QUESTION: Mark, what kind of answers could you possibly get if this guy is the guy? What could you hope for as a parent that you might learn from this guy out...

LUNSFORD: Well, hypothetically, if it was him yes, I'd be excited. I'd want to know where is my daughter and stuff like that. But right now, you know, they're just wanting to question him.

QUESTION: Mark, neighbors have said they've seen him before. Other children have gone there to play. Is there any indication that maybe your daughter would have played with some neighbors? There's a lot of kids on the street.

LUNSFORD: Well, I mean, us living right here, I mean, there's kids up and down the street. I'm sure she played with some of them at one point in time or another.

I've never known her over on that side of the street. She's usually stays right close to home. But I heard there was children over there, too, so it wouldn't be out of the ordinary, I don't reckon. But I don't -- like I said, Jesse stayed pretty much home or with her friend, Tiffany.

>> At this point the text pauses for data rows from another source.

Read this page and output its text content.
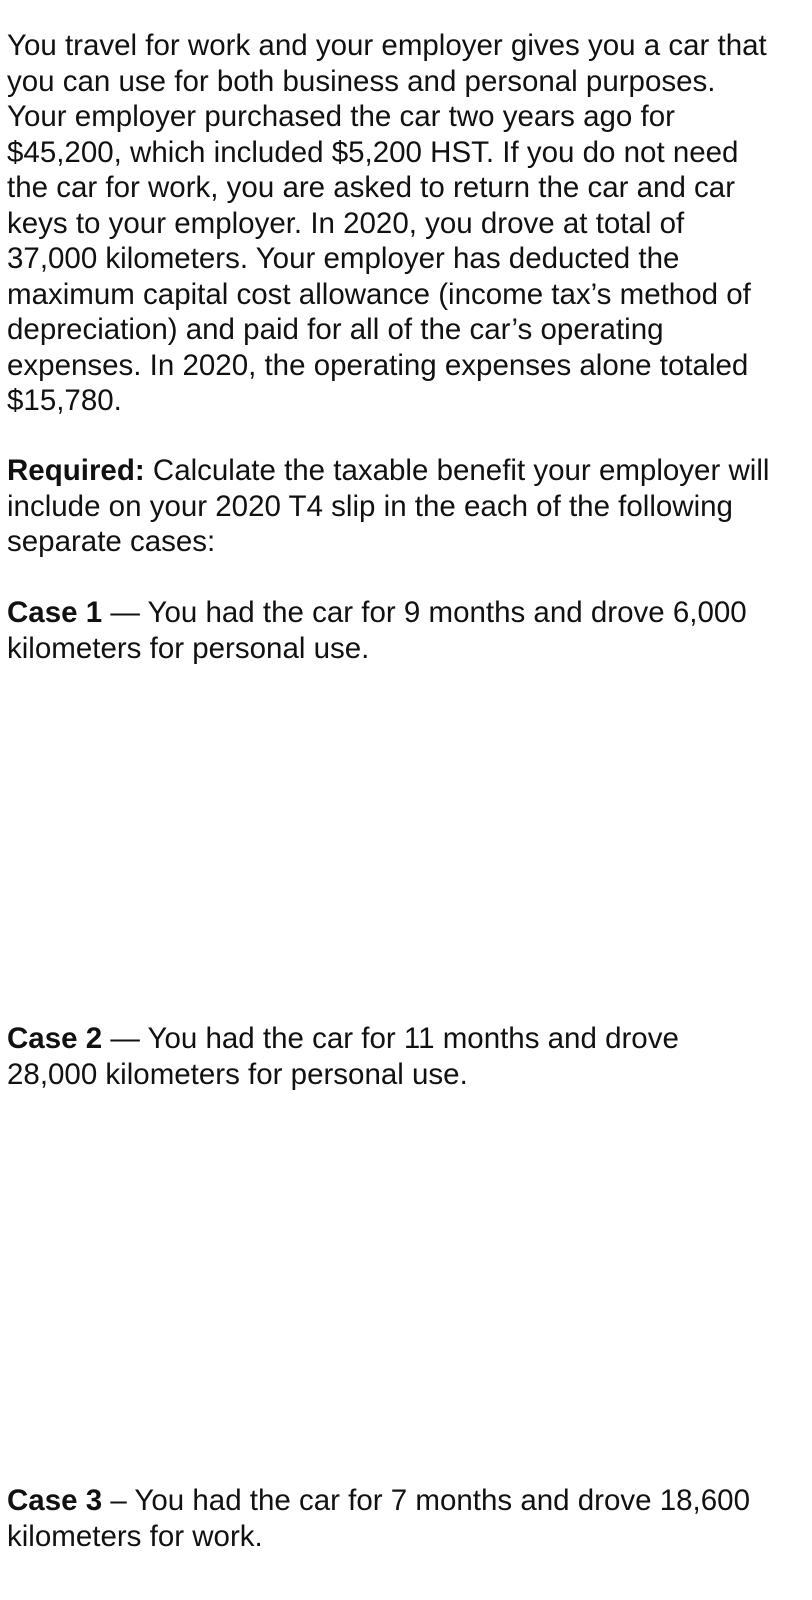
You travel for work and your employer gives you a car that
you can use for both business and personal purposes.
Your employer purchased the car two years ago for
$45,200, which included $5,200 HST. If you do not need
the car for work, you are asked to return the car and car
keys to your employer. In 2020, you drove at total of
37,000 kilometers. Your employer has deducted the
maximum capital cost allowance (income tax’s method of
depreciation) and paid for all of the car’s operating
expenses. In 2020, the operating expenses alone totaled
$15,780.
Required: Calculate the taxable benefit your employer will
include on your 2020 T4 slip in the each of the following
separate cases:
Case 1 — You had the car for 9 months and drove 6,000
kilometers for personal use.
Case 2 — You had the car for 11 months and drove
28,000 kilometers for personal use.
Case 3 – You had the car for 7 months and drove 18,600
kilometers for work.
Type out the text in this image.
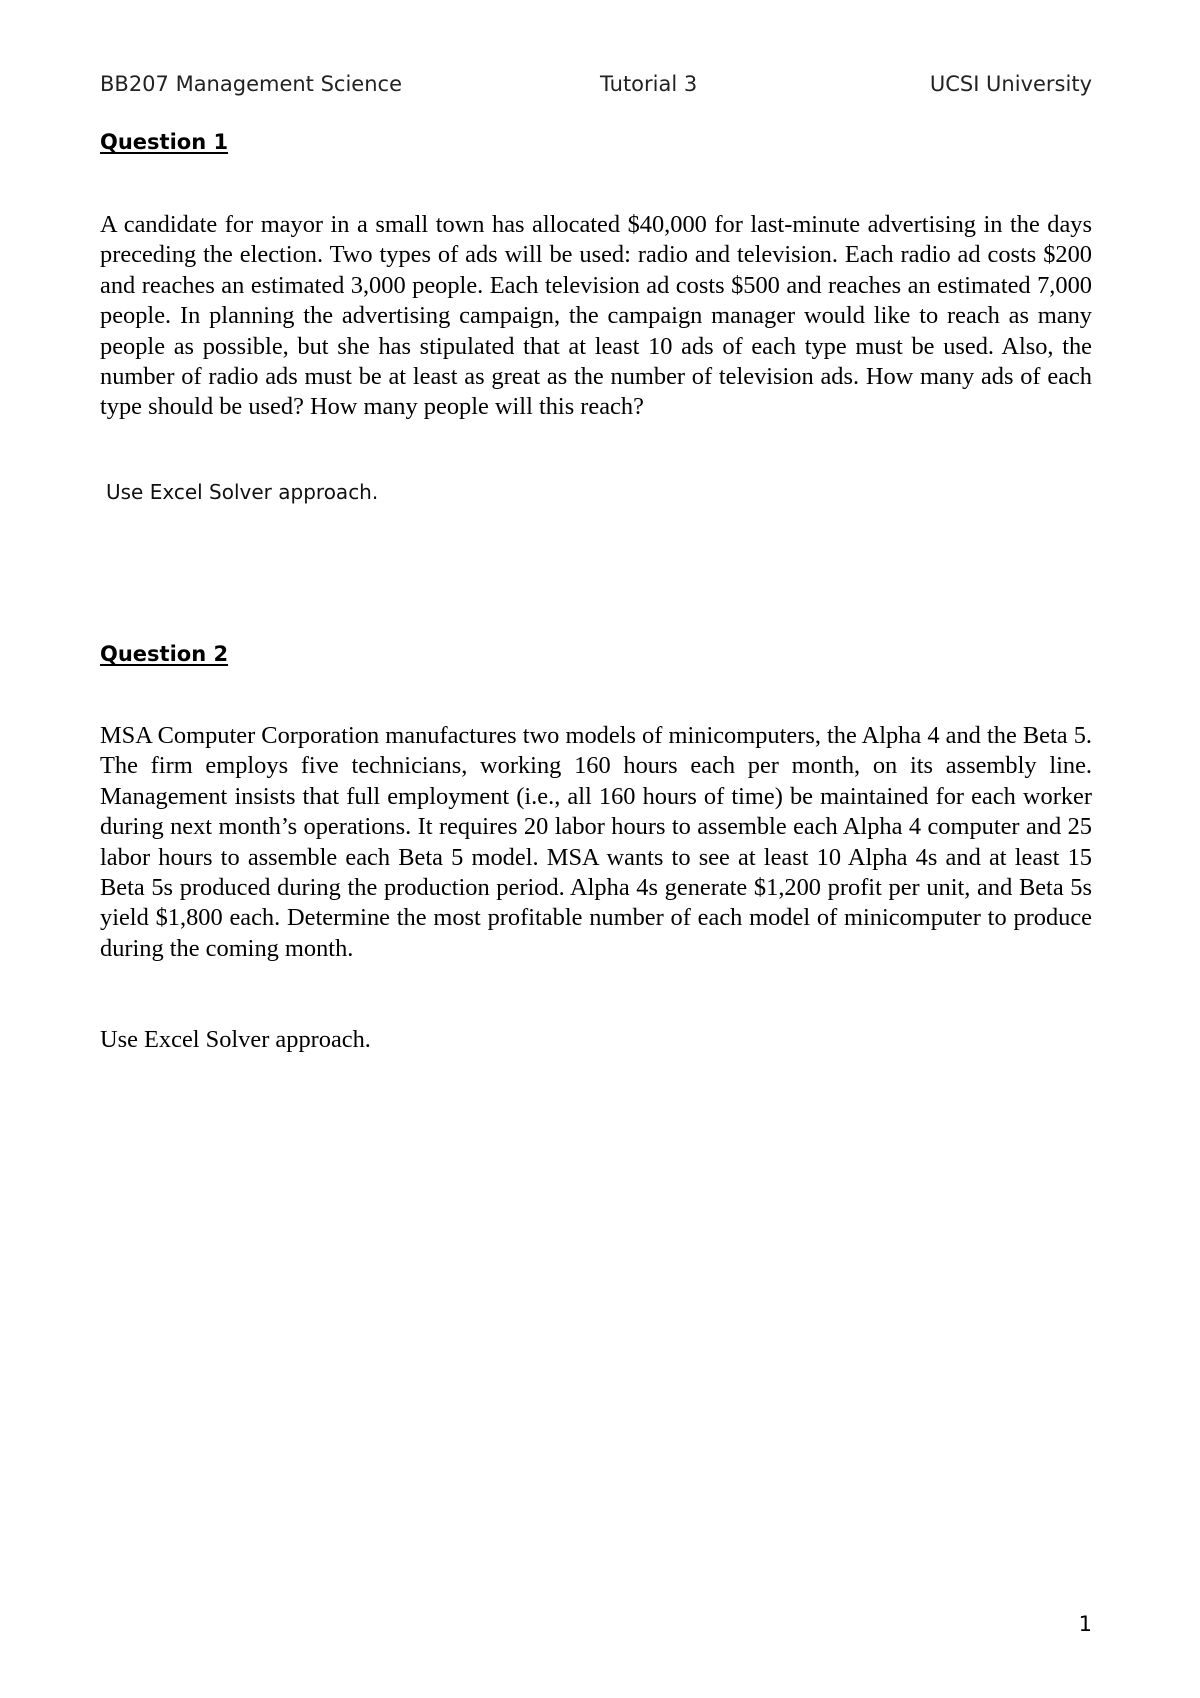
BB207 Management Science	Tutorial 3	UCSI University
Question 1

A candidate for mayor in a small town has allocated $40,000 for last-minute advertising in the days preceding the election. Two types of ads will be used: radio and television. Each radio ad costs $200 and reaches an estimated 3,000 people. Each television ad costs $500 and reaches an estimated 7,000 people. In planning the advertising campaign, the campaign manager would like to reach as many people as possible, but she has stipulated that at least 10 ads of each type must be used. Also, the number of radio ads must be at least as great as the number of television ads. How many ads of each type should be used? How many people will this reach?

Use Excel Solver approach.

Question 2

MSA Computer Corporation manufactures two models of minicomputers, the Alpha 4 and the Beta 5. The firm employs five technicians, working 160 hours each per month, on its assembly line. Management insists that full employment (i.e., all 160 hours of time) be maintained for each worker during next month’s operations. It requires 20 labor hours to assemble each Alpha 4 computer and 25 labor hours to assemble each Beta 5 model. MSA wants to see at least 10 Alpha 4s and at least 15 Beta 5s produced during the production period. Alpha 4s generate $1,200 profit per unit, and Beta 5s yield $1,800 each. Determine the most profitable number of each model of minicomputer to produce during the coming month.

Use Excel Solver approach.

1
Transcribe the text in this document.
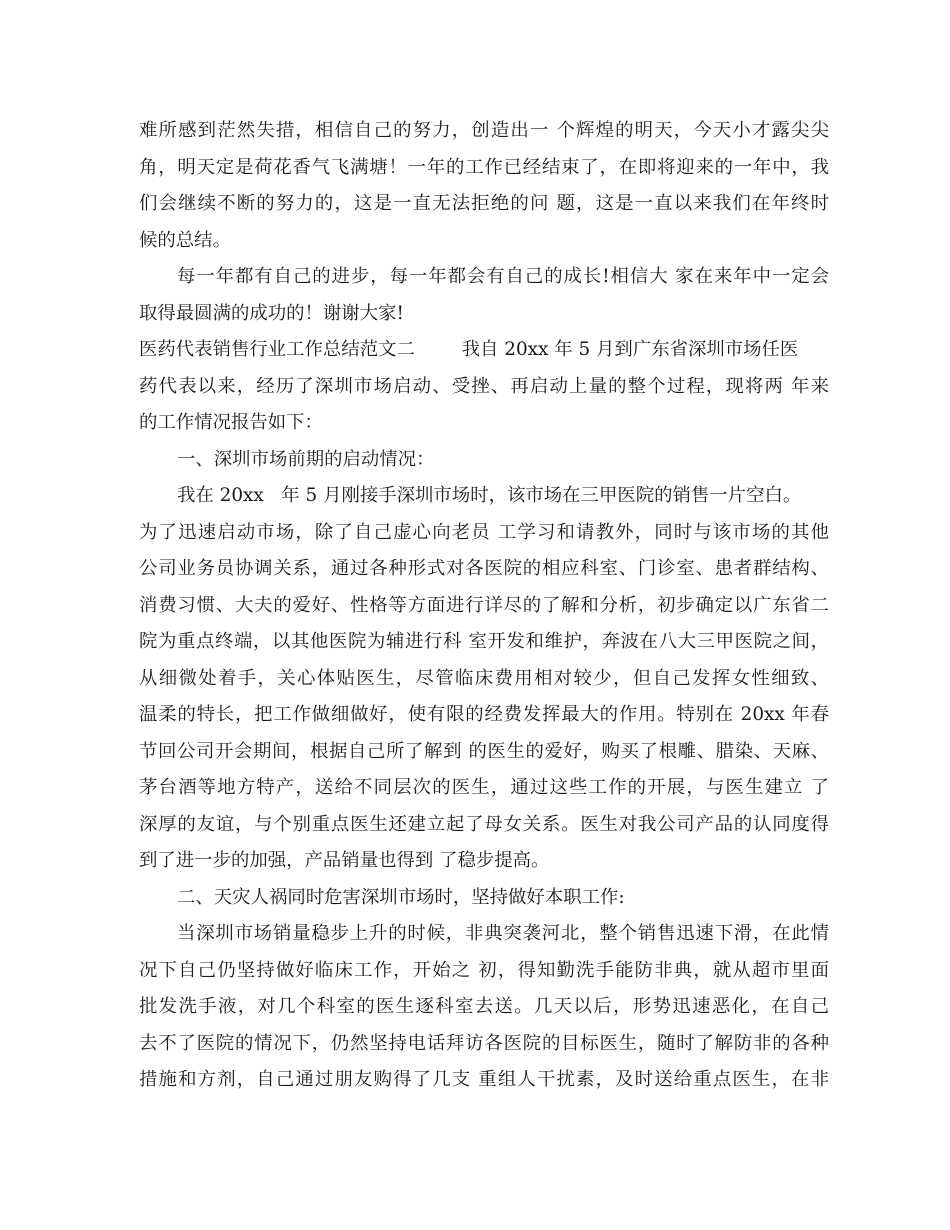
难所感到茫然失措，相信自己的努力，创造出一 个辉煌的明天，今天小才露尖尖
角，明天定是荷花香气飞满塘！一年的工作已经结束了，在即将迎来的一年中，我
们会继续不断的努力的，这是一直无法拒绝的问 题，这是一直以来我们在年终时
候的总结。
每一年都有自己的进步，每一年都会有自己的成长!相信大 家在来年中一定会
取得最圆满的成功的！谢谢大家!
医药代表销售行业工作总结范文二        我自 20xx 年 5 月到广东省深圳市场任医
药代表以来，经历了深圳市场启动、受挫、再启动上量的整个过程，现将两 年来
的工作情况报告如下：
一、深圳市场前期的启动情况：
我在 20xx   年 5 月刚接手深圳市场时，该市场在三甲医院的销售一片空白。
为了迅速启动市场，除了自己虚心向老员 工学习和请教外，同时与该市场的其他
公司业务员协调关系，通过各种形式对各医院的相应科室、门诊室、患者群结构、
消费习惯、大夫的爱好、性格等方面进行详尽的了解和分析，初步确定以广东省二
院为重点终端，以其他医院为辅进行科 室开发和维护，奔波在八大三甲医院之间，
从细微处着手，关心体贴医生，尽管临床费用相对较少，但自己发挥女性细致、
温柔的特长，把工作做细做好，使有限的经费发挥最大的作用。特别在 20xx 年春
节回公司开会期间，根据自己所了解到 的医生的爱好，购买了根雕、腊染、天麻、
茅台酒等地方特产，送给不同层次的医生，通过这些工作的开展，与医生建立 了
深厚的友谊，与个别重点医生还建立起了母女关系。医生对我公司产品的认同度得
到了进一步的加强，产品销量也得到 了稳步提高。
二、天灾人祸同时危害深圳市场时，坚持做好本职工作:
当深圳市场销量稳步上升的时候，非典突袭河北，整个销售迅速下滑，在此情
况下自己仍坚持做好临床工作，开始之 初，得知勤洗手能防非典，就从超市里面
批发洗手液，对几个科室的医生逐科室去送。几天以后，形势迅速恶化，在自己
去不了医院的情况下，仍然坚持电话拜访各医院的目标医生，随时了解防非的各种
措施和方剂，自己通过朋友购得了几支 重组人干扰素，及时送给重点医生，在非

QUESTION: Did you know the woman that lived there?

LUNSFORD: No. I've never met anybody over there. I didn't even know there was kids over there, and you know...

QUESTION: What about Tiffany? Have you had a chance to talk with her? Maybe she's been on that street.

LUNSFORD: No, I've not -- I've not bothered them with any of this and, you know, they don't -- they've been good about it, too. I think at one time or another there was a statement made by her dad, but like I said, it doesn't really matter. I got a tee shirt from Tiffany. I know her mom and dad watched the news. I wanted to give it to her, but I didn't want to go up to their house -- I just wanted to keep it to myself. Any other questions?

QUESTION: Are you relieved that they've got a very big lead here?

LUNSFORD: They didn't call it a big lead. And like I said, I'm just -- I'm not going to build my hopes up over anything until the sheriff tells me exactly that, hey, we're after the guy that's got your daughter. Right now all he said is that he's just got somebody he wants to question.

QUESTION: Reporter: What's your gut feeling?

LUNSFORD: Gut feeling? I'd rather not say. You know, because like I said, I wouldn't want to be wrong.

Anybody else?

I appreciate you guys, I really do. Just keep your prayers coming, OK, because I need those, and I got a search going this weekend, so everybody just come out and help as you can.

Thanks.

BLITZER: Mark Lunsford, the father of Jessica Lunsford, the 9- year-old missing Florida girl, expressing his thoughts on the apprehension of a man being described as a person of interest in this case. We'll continue to watch that. We're also watching what's happening involving baseball and steroids on Capitol Hill.

But we're all out of time right now. Just want to thank our guests for joining us, Dr. Todd Schlifstein of New York University Medical Center, and here in Washington Mike Wise and Mel Antonen, two excellent sports writers.

I'll be back later today, every weekday, 5:00 p.m. Eastern for "WOLF BLITZER REPORTS." The leader of Ireland's Sinn Fein Party once again finds himself in the middle of controversy. Gerry Adams relationship with the IRA and the uproar surrounding the death of a man outside a Belfast pub. We'll have a complete report on all of that, plus more, 5:00 p.m. Eastern.

Until then, thanks very much for watching NEWS FROM CNN. I've Wolf Blitzer in Washington.

"LIVE FROM" with Kyra Phillips, solo again, standing by in New York.